Visibility is always a good thing of course but from a security point of view RevealX fills in the gaps that our EDR cannot. If our EDR is bypassed or compromised which is often the case in dev environments we still catch threats like "connection's to an internet DB" or "inbound RDP connections from the internet"


    Dewayne C.

Taking a peak behind the curtain

  • December 16, 2020
  • Review verified by G2

What do you like best?
- Network insight and threat intelligence analysis. With all the threats that can and will occur in your datacenter, ExtraHop give you extra auditing and insight into traffic within your datacenter (or cloud) walls.
- The GUI and it's interfacing is fairly intuitive. I am constantly impressed with the search functions and capabilities. Beyond just searching IPs, you can drill down by AD accounts, ports/protocols, or even services. That is all out of the box and does not include the customizable nature of your data sets to allow for more granular insight into your high priority apps.
- In addressing my second dislike below: ExtraHop has done a great job of addressing this by providing a ton of hands on training, on-line training, personal email responses, and a growing youtube channel to help users understand and grow the tool.
What do you dislike?
Set up the initial ExtraHop installation early in 2020. It was not a simple task to get up and running, but well worth it once everything is collecting data and providing insight.

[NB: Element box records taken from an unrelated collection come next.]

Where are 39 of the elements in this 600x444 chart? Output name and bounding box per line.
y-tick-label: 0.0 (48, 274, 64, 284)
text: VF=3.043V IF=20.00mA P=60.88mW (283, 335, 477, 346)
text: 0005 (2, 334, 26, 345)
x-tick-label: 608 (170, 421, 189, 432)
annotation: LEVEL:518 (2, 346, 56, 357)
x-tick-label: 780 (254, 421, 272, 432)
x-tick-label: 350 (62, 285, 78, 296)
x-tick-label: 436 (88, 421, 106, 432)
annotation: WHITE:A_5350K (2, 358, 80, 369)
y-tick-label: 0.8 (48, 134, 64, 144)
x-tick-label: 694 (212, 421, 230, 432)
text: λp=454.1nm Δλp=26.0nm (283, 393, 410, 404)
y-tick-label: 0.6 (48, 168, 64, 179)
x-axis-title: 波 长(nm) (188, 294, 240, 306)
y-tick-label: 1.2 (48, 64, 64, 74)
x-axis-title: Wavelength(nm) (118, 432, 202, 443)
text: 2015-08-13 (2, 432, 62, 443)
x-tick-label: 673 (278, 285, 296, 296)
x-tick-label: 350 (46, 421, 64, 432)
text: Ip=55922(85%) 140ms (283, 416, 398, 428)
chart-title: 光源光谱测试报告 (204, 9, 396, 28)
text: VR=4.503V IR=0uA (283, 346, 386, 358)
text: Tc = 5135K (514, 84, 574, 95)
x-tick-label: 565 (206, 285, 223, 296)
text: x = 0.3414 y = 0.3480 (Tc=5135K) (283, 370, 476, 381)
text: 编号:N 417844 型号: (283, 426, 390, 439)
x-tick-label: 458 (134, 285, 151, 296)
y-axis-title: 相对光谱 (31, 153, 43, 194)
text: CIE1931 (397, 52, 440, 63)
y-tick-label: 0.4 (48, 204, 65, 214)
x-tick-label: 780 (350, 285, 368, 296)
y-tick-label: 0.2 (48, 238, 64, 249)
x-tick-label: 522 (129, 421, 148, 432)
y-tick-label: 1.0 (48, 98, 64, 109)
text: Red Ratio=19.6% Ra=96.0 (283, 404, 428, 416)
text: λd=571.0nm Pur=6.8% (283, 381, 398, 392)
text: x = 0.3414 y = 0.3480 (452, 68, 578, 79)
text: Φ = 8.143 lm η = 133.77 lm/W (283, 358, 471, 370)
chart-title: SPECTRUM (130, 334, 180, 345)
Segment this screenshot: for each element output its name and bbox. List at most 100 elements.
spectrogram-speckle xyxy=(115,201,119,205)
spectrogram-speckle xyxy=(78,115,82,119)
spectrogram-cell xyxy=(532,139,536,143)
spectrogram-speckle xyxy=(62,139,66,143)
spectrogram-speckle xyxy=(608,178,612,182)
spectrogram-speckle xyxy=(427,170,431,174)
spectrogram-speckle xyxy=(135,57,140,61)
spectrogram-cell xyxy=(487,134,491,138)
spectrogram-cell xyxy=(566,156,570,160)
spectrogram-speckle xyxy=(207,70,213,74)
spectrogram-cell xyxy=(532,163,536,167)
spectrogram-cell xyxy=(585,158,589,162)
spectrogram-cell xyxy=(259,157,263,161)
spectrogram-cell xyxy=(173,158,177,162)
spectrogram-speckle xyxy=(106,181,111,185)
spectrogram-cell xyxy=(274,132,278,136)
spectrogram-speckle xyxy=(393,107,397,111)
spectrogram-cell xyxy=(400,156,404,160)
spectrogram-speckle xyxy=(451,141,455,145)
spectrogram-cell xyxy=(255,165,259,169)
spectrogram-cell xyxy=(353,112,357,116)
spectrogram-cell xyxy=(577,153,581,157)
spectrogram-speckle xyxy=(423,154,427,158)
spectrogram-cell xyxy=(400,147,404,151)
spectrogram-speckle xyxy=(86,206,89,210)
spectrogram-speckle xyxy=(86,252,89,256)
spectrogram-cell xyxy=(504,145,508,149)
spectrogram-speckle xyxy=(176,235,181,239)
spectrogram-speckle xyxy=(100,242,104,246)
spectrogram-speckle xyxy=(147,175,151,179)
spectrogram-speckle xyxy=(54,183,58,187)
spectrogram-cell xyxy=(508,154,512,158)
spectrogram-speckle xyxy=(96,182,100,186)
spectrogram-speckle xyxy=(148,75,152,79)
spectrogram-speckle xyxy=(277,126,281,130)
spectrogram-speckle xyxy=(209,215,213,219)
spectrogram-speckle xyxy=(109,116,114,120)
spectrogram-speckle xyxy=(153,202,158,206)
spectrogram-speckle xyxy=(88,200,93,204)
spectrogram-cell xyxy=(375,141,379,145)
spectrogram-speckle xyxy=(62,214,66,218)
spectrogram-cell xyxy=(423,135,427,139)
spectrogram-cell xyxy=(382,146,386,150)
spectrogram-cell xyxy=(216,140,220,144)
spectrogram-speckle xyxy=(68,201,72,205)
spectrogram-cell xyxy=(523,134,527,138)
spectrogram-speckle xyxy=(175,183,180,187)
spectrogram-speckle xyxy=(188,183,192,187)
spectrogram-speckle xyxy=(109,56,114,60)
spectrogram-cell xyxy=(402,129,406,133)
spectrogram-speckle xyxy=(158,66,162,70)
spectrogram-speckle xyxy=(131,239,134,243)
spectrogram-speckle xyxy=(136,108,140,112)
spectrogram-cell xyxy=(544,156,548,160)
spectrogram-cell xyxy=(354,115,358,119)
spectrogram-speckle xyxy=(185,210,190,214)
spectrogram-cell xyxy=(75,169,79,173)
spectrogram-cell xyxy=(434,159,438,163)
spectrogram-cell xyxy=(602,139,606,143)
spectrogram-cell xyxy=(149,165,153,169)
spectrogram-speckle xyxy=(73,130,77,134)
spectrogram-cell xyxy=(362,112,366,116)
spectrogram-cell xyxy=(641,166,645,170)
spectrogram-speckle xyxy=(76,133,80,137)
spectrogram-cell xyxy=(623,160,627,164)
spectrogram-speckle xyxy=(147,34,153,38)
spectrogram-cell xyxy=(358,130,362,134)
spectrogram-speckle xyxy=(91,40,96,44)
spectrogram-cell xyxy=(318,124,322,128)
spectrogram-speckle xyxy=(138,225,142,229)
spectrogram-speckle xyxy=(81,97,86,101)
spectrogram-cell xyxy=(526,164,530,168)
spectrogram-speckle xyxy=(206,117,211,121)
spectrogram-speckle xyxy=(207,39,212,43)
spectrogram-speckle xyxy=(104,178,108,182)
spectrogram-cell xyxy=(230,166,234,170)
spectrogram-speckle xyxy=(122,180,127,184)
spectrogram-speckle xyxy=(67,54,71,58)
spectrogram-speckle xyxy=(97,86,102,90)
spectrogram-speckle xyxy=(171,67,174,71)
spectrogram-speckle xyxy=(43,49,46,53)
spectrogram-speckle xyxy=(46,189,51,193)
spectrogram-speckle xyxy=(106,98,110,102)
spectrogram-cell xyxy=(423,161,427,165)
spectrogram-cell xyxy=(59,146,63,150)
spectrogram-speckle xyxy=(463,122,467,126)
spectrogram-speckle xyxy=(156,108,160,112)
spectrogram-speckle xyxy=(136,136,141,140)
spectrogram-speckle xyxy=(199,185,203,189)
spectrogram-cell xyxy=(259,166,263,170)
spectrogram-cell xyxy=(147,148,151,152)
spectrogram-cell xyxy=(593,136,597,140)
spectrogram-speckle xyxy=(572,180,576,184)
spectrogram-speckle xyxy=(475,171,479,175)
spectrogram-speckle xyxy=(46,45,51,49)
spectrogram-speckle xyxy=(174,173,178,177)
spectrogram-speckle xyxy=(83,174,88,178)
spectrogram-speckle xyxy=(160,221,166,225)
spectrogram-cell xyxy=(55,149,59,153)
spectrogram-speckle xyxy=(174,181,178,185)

There is also a learning curve in using ExtraHop. It is not like your typical tools that see traffic on the wire.
What problems are you solving with the product? What benefits have you realized?
I use ExtraHop in my day-to-day business. From finding the break down in new installation to identifying choke-points in your compute stack to threat hunting and analysis, this is a multi-discipline tool that can be used for anything you need insight on.
Recommendations to others considering the product:
I was a bit skeptical in my initial POC for ExtraHop as I was familiar with and comfortable using some of their near competitors tools and capabilities. The support that I received during the POC and their ability to help me start to put a clearer picture of our network and its performance I become more comfortable with the tool.